Born in the US to immigrant parents from China, Amy Tan grew up in the San Francisco Bay Area. At age 15, she lost her older brother and father, both to brain tumours within six months of each other. Believing they were cursed, her mother moved the family to Switzerland for several years.

Graduating with B.A. in English and Linguistics, followed by her M.A. in Linguistics, Amy worked as a language development specialist serving developmentally disabled children. She later worked as a freelance business writer, eventually exploring her talents as a novelist.

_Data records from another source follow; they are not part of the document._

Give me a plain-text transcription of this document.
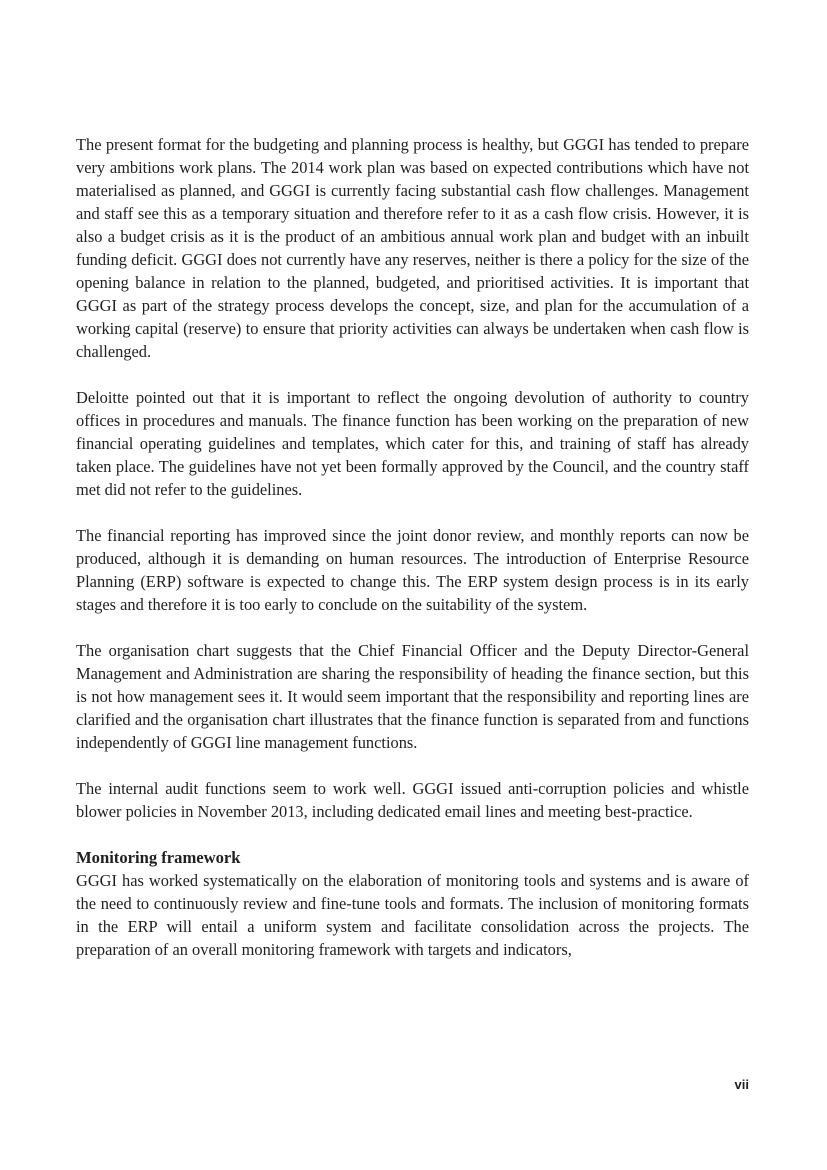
The present format for the budgeting and planning process is healthy, but GGGI has tended to prepare very ambitions work plans. The 2014 work plan was based on expected contributions which have not materialised as planned, and GGGI is currently facing substantial cash flow challenges. Management and staff see this as a temporary situation and therefore refer to it as a cash flow crisis. However, it is also a budget crisis as it is the product of an ambitious annual work plan and budget with an inbuilt funding deficit. GGGI does not currently have any reserves, neither is there a policy for the size of the opening balance in relation to the planned, budgeted, and prioritised activities. It is important that GGGI as part of the strategy process develops the concept, size, and plan for the accumulation of a working capital (reserve) to ensure that priority activities can always be undertaken when cash flow is challenged.

Deloitte pointed out that it is important to reflect the ongoing devolution of authority to country offices in procedures and manuals. The finance function has been working on the preparation of new financial operating guidelines and templates, which cater for this, and training of staff has already taken place. The guidelines have not yet been formally approved by the Council, and the country staff met did not refer to the guidelines.

The financial reporting has improved since the joint donor review, and monthly reports can now be produced, although it is demanding on human resources. The introduction of Enterprise Resource Planning (ERP) software is expected to change this. The ERP system design process is in its early stages and therefore it is too early to conclude on the suitability of the system.

The organisation chart suggests that the Chief Financial Officer and the Deputy Director-General Management and Administration are sharing the responsibility of heading the finance section, but this is not how management sees it. It would seem important that the responsibility and reporting lines are clarified and the organisation chart illustrates that the finance function is separated from and functions independently of GGGI line management functions.

The internal audit functions seem to work well. GGGI issued anti-corruption policies and whistle blower policies in November 2013, including dedicated email lines and meeting best-practice.

Monitoring framework

GGGI has worked systematically on the elaboration of monitoring tools and systems and is aware of the need to continuously review and fine-tune tools and formats. The inclusion of monitoring formats in the ERP will entail a uniform system and facilitate consolidation across the projects. The preparation of an overall monitoring framework with targets and indicators,

vii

Her works mostly explore mother-daughter relationships and the Chinese American experience. Her first novel, The Joy Luck Club, a collection of sixteen related stories about the experiences of four Chinese American mother-daughter pairs, stayed on the New York Times’s best-seller list for nine months. In 1993, Tan produced and coauthored the screenplay for the critically acclaimed film version.

In 1998, Amy contracted Lyme disease, which led her to co-found LymeAid 4 Kids, which helps uninsured children pay for treatment. She lives in San Francisco and New York with her husband.

“When you read about the lives of other people, people of different circumstances or similar circumstances, you are part of their lives for that moment. You inhabit their lives, and you feel what they’re feeling, and that is compassion. If we see that reading does allow us that, we see how absolutely essential reading is.”